In opening statements they also asked Krese to scrutinize the circumstances surrounding Smith’s conversation with Morris.
The defense had fought to keep the testimony out, arguing that the conversation was protected because the man is a licensed minister. Morris told detectives that he wasn’t acting as a clergyman when Smith allegedly made the statements.
Smith kept his eyes closed during most of Morris’ testimony Wednesday.
Morris said he had been told that Smith was under investigation for the February 2013 killing before they met months later at a potluck. He also had heard that Smith had asked to join the Bible study group that Morris led but the host had declined because of the police and media scrutiny Smith was facing.
Morris agreed to meet with Smith and his then-girlfriend, Love Thai, in mid-June 2013. The pair were upset that they had been asked not to return to church, not long after they began attending. Morris said he also wanted to confront Smith about his dealings with a younger church member. Morris was worried that they were a bad influence on the teen.
Morris and Smith met outside a Starbucks. Morris said he planned to point Smith toward God’s teachings for answers and guidance. He confronted Smith with the allegations that he was responsible for the slaying as the two sat in Smith’s car.
“I don’t know how safe it is to have that conversation here. We need to take a walk,” Morris recalled Smith saying.
The Seattle man was convinced then that Smith had murdered his wife. Morris testified that Smith confessed during their walk. He told Smith he was proud of him for being truthful. The men eventually made plans to find a church where Smith could be baptized.
That didn’t work out so Morris agreed to baptize Smith that night. He also tried to persuade Smith to turn himself into police.
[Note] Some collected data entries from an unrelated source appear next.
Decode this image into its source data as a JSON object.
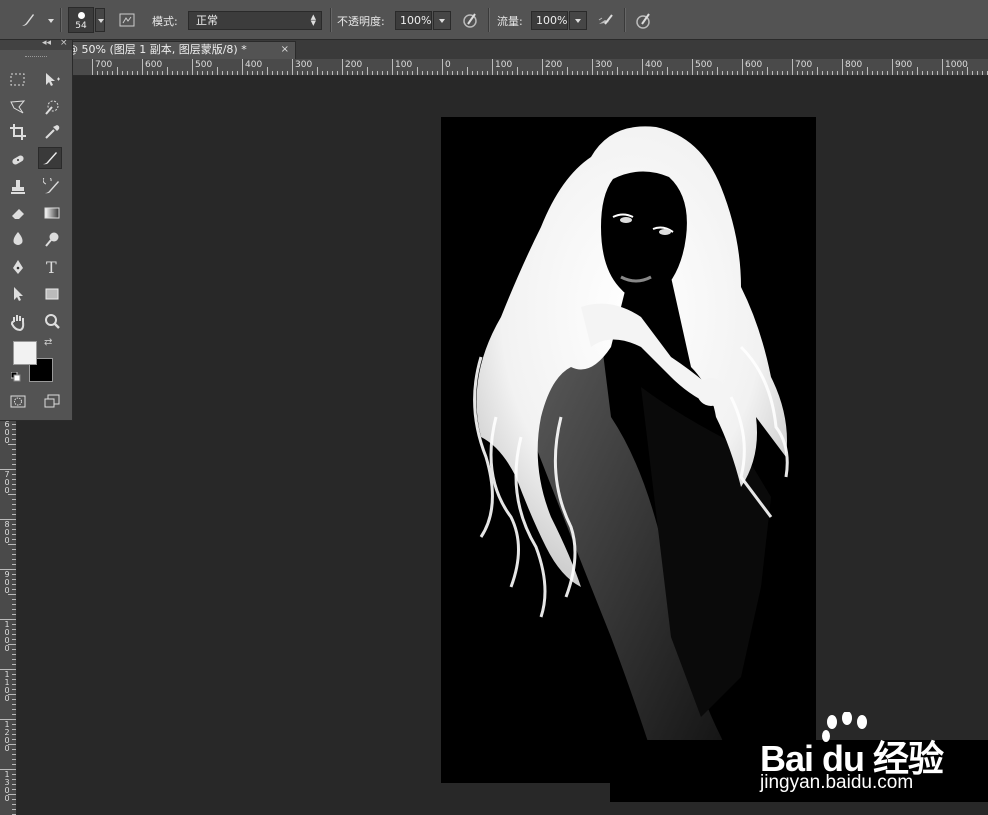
{
  "options_bar": {
    "brush_size": "54",
    "mode_label": "模式:",
    "mode_value": "正常",
    "opacity_label": "不透明度:",
    "opacity_value": "100%",
    "flow_label": "流量:",
    "flow_value": "100%"
  },
  "document_tab": {
    "title": "@ 50% (图层 1 副本, 图层蒙版/8) *",
    "close": "×"
  },
  "toolbox": {
    "collapse": "◂◂",
    "close": "×",
    "foreground_color": "#f2f2f2",
    "background_color": "#000000",
    "tools": [
      "move",
      "marquee",
      "lasso",
      "quick-selection",
      "crop",
      "eyedropper",
      "spot-healing",
      "brush",
      "clone-stamp",
      "history-brush",
      "eraser",
      "gradient",
      "blur",
      "dodge",
      "pen",
      "type",
      "path-selection",
      "rectangle",
      "hand",
      "zoom"
    ],
    "active_tool": "brush"
  },
  "ruler": {
    "h_labels": [
      "700",
      "600",
      "500",
      "400",
      "300",
      "200",
      "100",
      "0",
      "100",
      "200",
      "300",
      "400",
      "500",
      "600",
      "700",
      "800",
      "900",
      "1000"
    ],
    "v_labels": [
      "600",
      "700",
      "800",
      "900",
      "1000",
      "1100",
      "1200",
      "1300"
    ]
  },
  "watermark": {
    "brand": "Bai  du 经验",
    "url": "jingyan.baidu.com"
  }
}
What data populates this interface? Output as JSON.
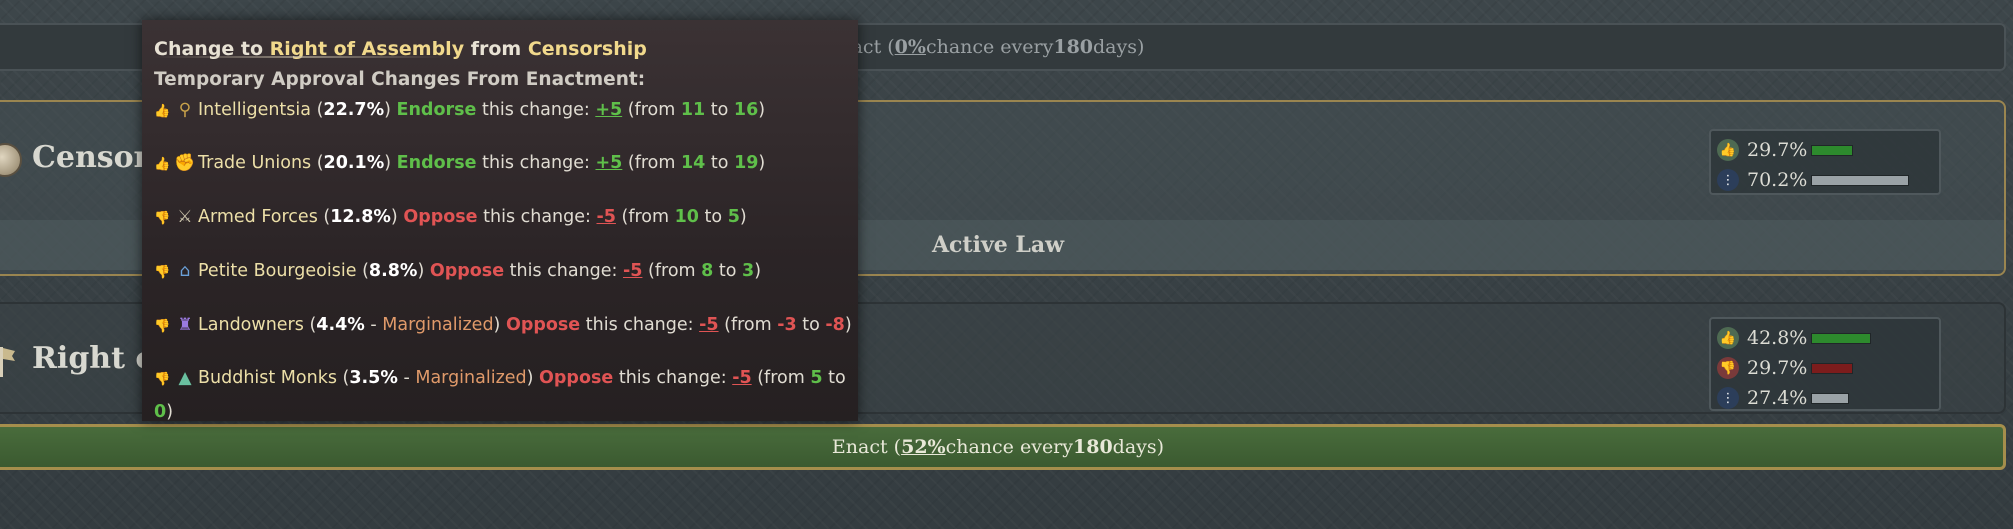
{
  "enact_top": {
    "prefix": "act (",
    "percent": "0%",
    "middle": " chance every ",
    "days": "180",
    "suffix": " days)"
  },
  "censorship_law": {
    "title": "Censors",
    "active_label": "Active Law",
    "stats": [
      {
        "icon": "thumbs-up-icon",
        "value": "29.7%",
        "bar_level": 0.297,
        "color": "#2d8a2d"
      },
      {
        "icon": "neutral-icon",
        "value": "70.2%",
        "bar_level": 0.702,
        "color": "#9aa2a6"
      }
    ]
  },
  "assembly_law": {
    "title": "Right of",
    "stats": [
      {
        "icon": "thumbs-up-icon",
        "value": "42.8%",
        "bar_level": 0.428,
        "color": "#2d8a2d"
      },
      {
        "icon": "thumbs-down-icon",
        "value": "29.7%",
        "bar_level": 0.297,
        "color": "#7c1c1c"
      },
      {
        "icon": "neutral-icon",
        "value": "27.4%",
        "bar_level": 0.274,
        "color": "#9aa2a6"
      }
    ]
  },
  "enact_bottom": {
    "prefix": "Enact (",
    "percent": "52%",
    "middle": " chance every ",
    "days": "180",
    "suffix": " days)"
  },
  "tooltip": {
    "header_pre": "Change to ",
    "to_law": "Right of Assembly",
    "header_mid": " from ",
    "from_law": "Censorship",
    "subheader": "Temporary Approval Changes From Enactment:",
    "groups": [
      {
        "name": "Intelligentsia",
        "pct": "22.7%",
        "marg": "",
        "stance": "Endorse",
        "delta": "+5",
        "from": "11",
        "to": "16",
        "icon": "intelligentsia-icon"
      },
      {
        "name": "Trade Unions",
        "pct": "20.1%",
        "marg": "",
        "stance": "Endorse",
        "delta": "+5",
        "from": "14",
        "to": "19",
        "icon": "trade-unions-icon"
      },
      {
        "name": "Armed Forces",
        "pct": "12.8%",
        "marg": "",
        "stance": "Oppose",
        "delta": "-5",
        "from": "10",
        "to": "5",
        "icon": "armed-forces-icon"
      },
      {
        "name": "Petite Bourgeoisie",
        "pct": "8.8%",
        "marg": "",
        "stance": "Oppose",
        "delta": "-5",
        "from": "8",
        "to": "3",
        "icon": "petite-bourgeoisie-icon"
      },
      {
        "name": "Landowners",
        "pct": "4.4%",
        "marg": "Marginalized",
        "stance": "Oppose",
        "delta": "-5",
        "from": "-3",
        "to": "-8",
        "icon": "landowners-icon"
      },
      {
        "name": "Buddhist Monks",
        "pct": "3.5%",
        "marg": "Marginalized",
        "stance": "Oppose",
        "delta": "-5",
        "from": "5",
        "to": "0",
        "icon": "buddhist-monks-icon"
      }
    ],
    "change_text": " this change: ",
    "from_word": "(from ",
    "to_word": " to ",
    "close": ")"
  }
}
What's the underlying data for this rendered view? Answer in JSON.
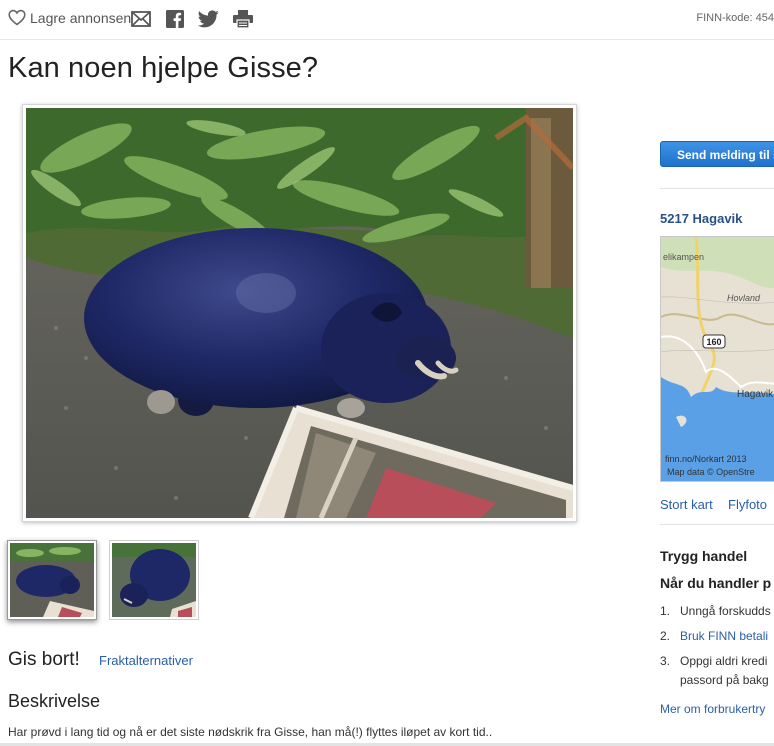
{
  "toolbar": {
    "save_label": "Lagre annonsen",
    "icons": [
      "heart-icon",
      "mail-icon",
      "facebook-icon",
      "twitter-icon",
      "print-icon"
    ],
    "finn_code": "FINN-kode: 454"
  },
  "ad": {
    "title": "Kan noen hjelpe Gisse?",
    "price": "Gis bort!",
    "freight_link": "Fraktalternativer",
    "description_heading": "Beskrivelse",
    "description_text": "Har prøvd i lang tid og nå er det siste nødskrik fra Gisse, han må(!) flyttes iløpet av kort tid.."
  },
  "sidebar": {
    "send_button": "Send melding til s",
    "location": "5217 Hagavik",
    "map": {
      "labels": [
        "elikampen",
        "Hovland",
        "160",
        "Hagavik"
      ],
      "attribution_1": "finn.no/Norkart 2013",
      "attribution_2": "Map data © OpenStre"
    },
    "map_links": [
      "Stort kart",
      "Flyfoto"
    ],
    "safe_trade_heading": "Trygg handel",
    "safe_trade_sub": "Når du handler p",
    "tips": [
      {
        "num": "1.",
        "text": "Unngå forskudds"
      },
      {
        "num": "2.",
        "text": "Bruk FINN betali"
      },
      {
        "num": "3.",
        "text": "Oppgi aldri kredi"
      },
      {
        "num": "",
        "text": "passord på bakg"
      }
    ],
    "more_link": "Mer om forbrukertry"
  },
  "colors": {
    "link": "#2a5fa8",
    "button": "#2a7fd8",
    "location": "#2a5088"
  }
}
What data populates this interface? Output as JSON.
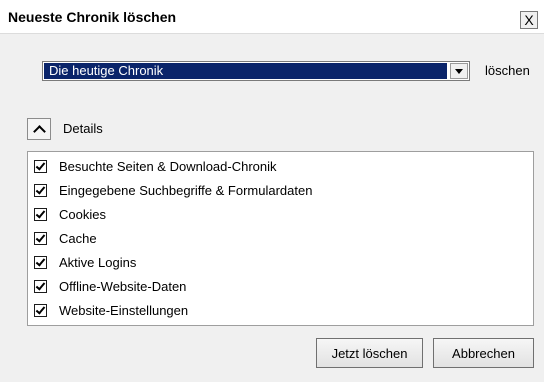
{
  "window": {
    "title": "Neueste Chronik löschen",
    "close_label": "X"
  },
  "range": {
    "selected": "Die heutige Chronik",
    "suffix": "löschen"
  },
  "details": {
    "label": "Details",
    "items": [
      {
        "label": "Besuchte Seiten & Download-Chronik",
        "checked": true
      },
      {
        "label": "Eingegebene Suchbegriffe & Formulardaten",
        "checked": true
      },
      {
        "label": "Cookies",
        "checked": true
      },
      {
        "label": "Cache",
        "checked": true
      },
      {
        "label": "Aktive Logins",
        "checked": true
      },
      {
        "label": "Offline-Website-Daten",
        "checked": true
      },
      {
        "label": "Website-Einstellungen",
        "checked": true
      }
    ]
  },
  "buttons": {
    "confirm": "Jetzt löschen",
    "cancel": "Abbrechen"
  }
}
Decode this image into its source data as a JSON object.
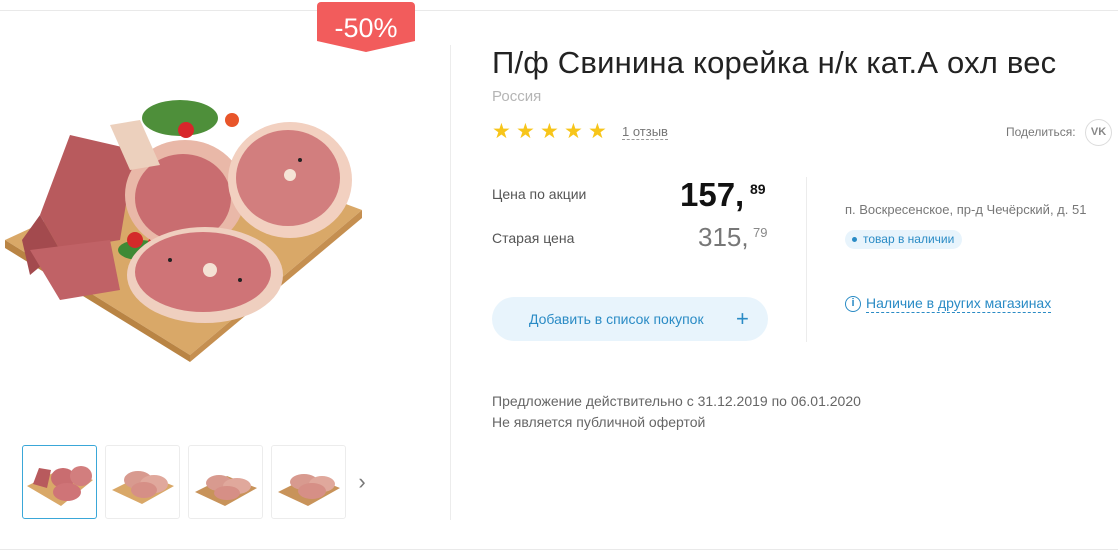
{
  "badge": {
    "discount": "-50%"
  },
  "product": {
    "title": "П/ф Свинина корейка н/к кат.А охл вес",
    "country": "Россия",
    "rating_stars": 5,
    "reviews_link": "1 отзыв"
  },
  "share": {
    "label": "Поделиться:",
    "vk_label": "VK"
  },
  "pricing": {
    "promo_label": "Цена по акции",
    "promo_price": "157,",
    "promo_cents": "89",
    "old_label": "Старая цена",
    "old_price": "315,",
    "old_cents": "79"
  },
  "actions": {
    "add_to_list": "Добавить в список покупок",
    "add_icon": "+"
  },
  "store": {
    "address": "п. Воскресенское, пр-д Чечёрский, д. 51",
    "stock_status": "товар в наличии",
    "other_stores": "Наличие в других магазинах"
  },
  "offer": {
    "validity": "Предложение действительно с 31.12.2019 по 06.01.2020",
    "note": "Не является публичной офертой"
  },
  "gallery": {
    "next_icon": "›"
  },
  "colors": {
    "accent": "#2a8bc5",
    "badge": "#f25c5c",
    "star": "#f7c51a"
  }
}
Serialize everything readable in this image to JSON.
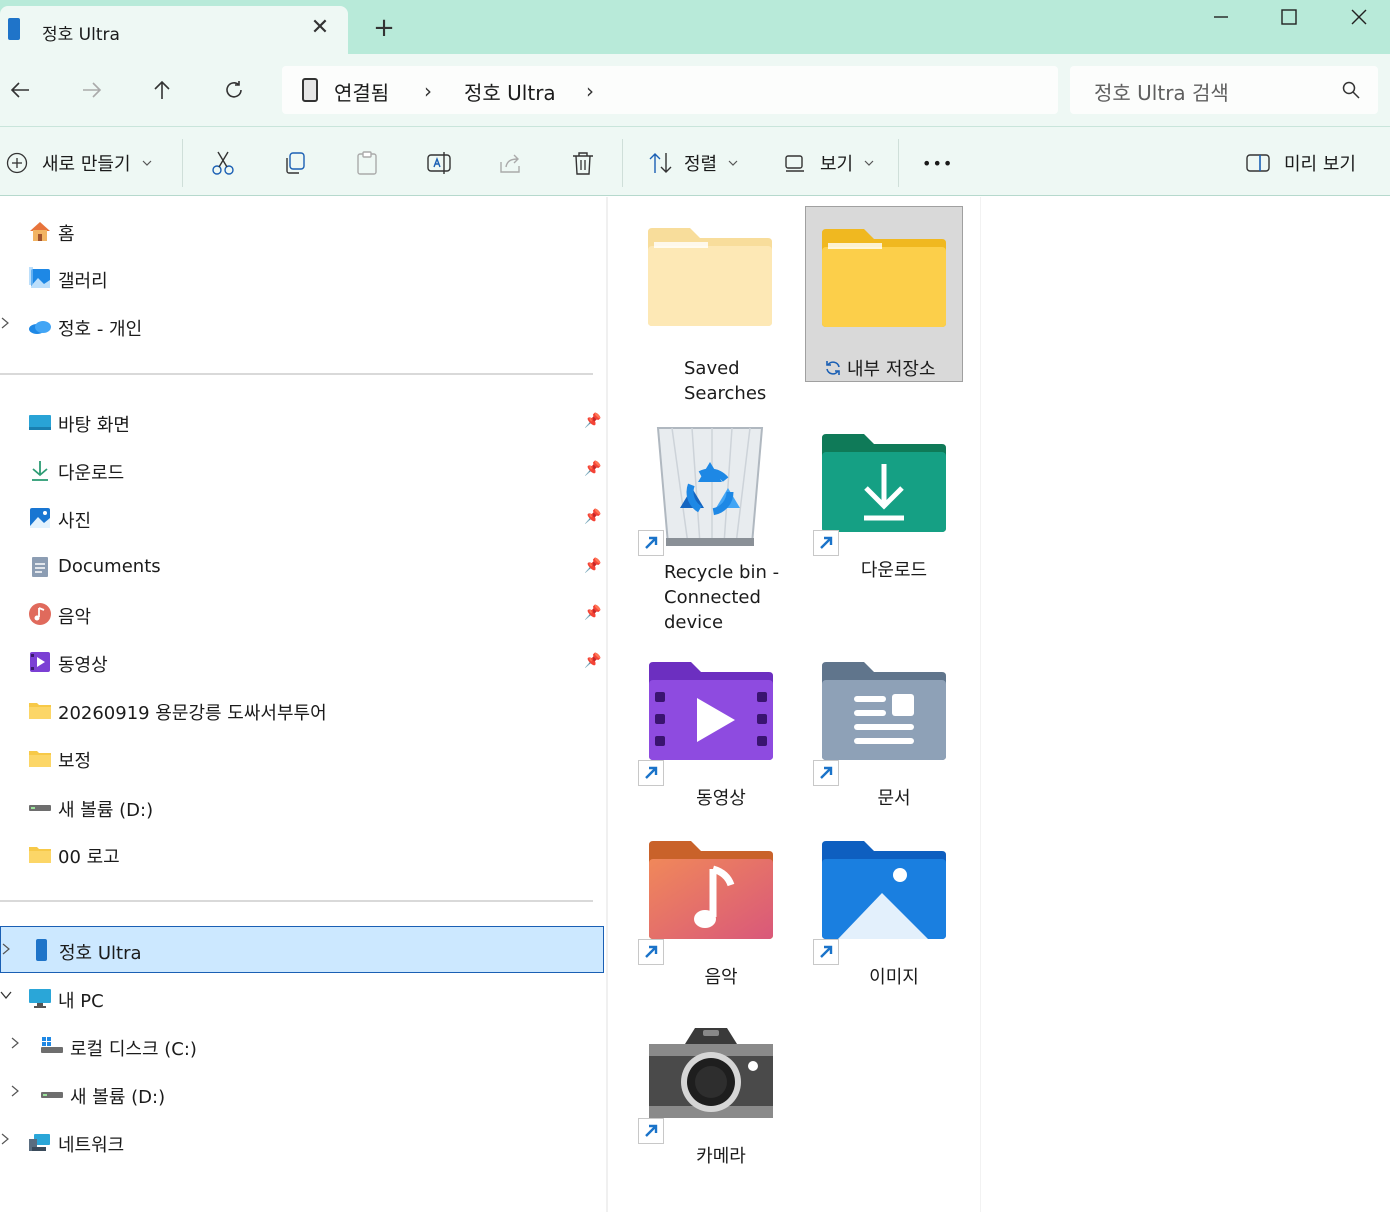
{
  "tab": {
    "title": "정호 Ultra",
    "close": "✕",
    "new": "+"
  },
  "window": {
    "minimize": "—",
    "maximize": "☐",
    "close": "✕"
  },
  "address": {
    "segments": [
      "연결됨",
      "정호 Ultra"
    ],
    "chevron": "›"
  },
  "search": {
    "placeholder": "정호 Ultra 검색"
  },
  "toolbar": {
    "new_label": "새로 만들기",
    "sort_label": "정렬",
    "view_label": "보기",
    "more": "•••",
    "preview_label": "미리 보기"
  },
  "sidebar": {
    "quick": [
      "홈",
      "갤러리",
      "정호 - 개인"
    ],
    "pinned": [
      "바탕 화면",
      "다운로드",
      "사진",
      "Documents",
      "음악",
      "동영상",
      "20260919 용문강릉 도싸서부투어",
      "보정",
      "새 볼륨 (D:)",
      "00 로고"
    ],
    "devices": [
      "정호 Ultra",
      "내 PC",
      "로컬 디스크 (C:)",
      "새 볼륨 (D:)",
      "네트워크"
    ]
  },
  "content": {
    "items": [
      {
        "label_line1": "Saved",
        "label_line2": "Searches"
      },
      {
        "label": "내부 저장소"
      },
      {
        "label_line1": "Recycle bin -",
        "label_line2": "Connected",
        "label_line3": "device"
      },
      {
        "label": "다운로드"
      },
      {
        "label": "동영상"
      },
      {
        "label": "문서"
      },
      {
        "label": "음악"
      },
      {
        "label": "이미지"
      },
      {
        "label": "카메라"
      }
    ]
  },
  "colors": {
    "accent": "#1a5fb4",
    "titlebar": "#b8ead9",
    "toolbar": "#eef8f4",
    "selection": "#cce8ff"
  }
}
On cross examination Morris said he was convinced before the alleged confession that Smith had murdered his wife. Defense attorney Tiffany Mecca pointed out that the two men had spoken for less than 20 minutes before Morris asked Smith about his wife’s death.
Mecca also elicited testimony from Morris that he didn’t tell Thai that her boyfriend had confessed to the killing. The defense attorney also focused in on Morris’ concerns about Smith’s conversations with the younger church member.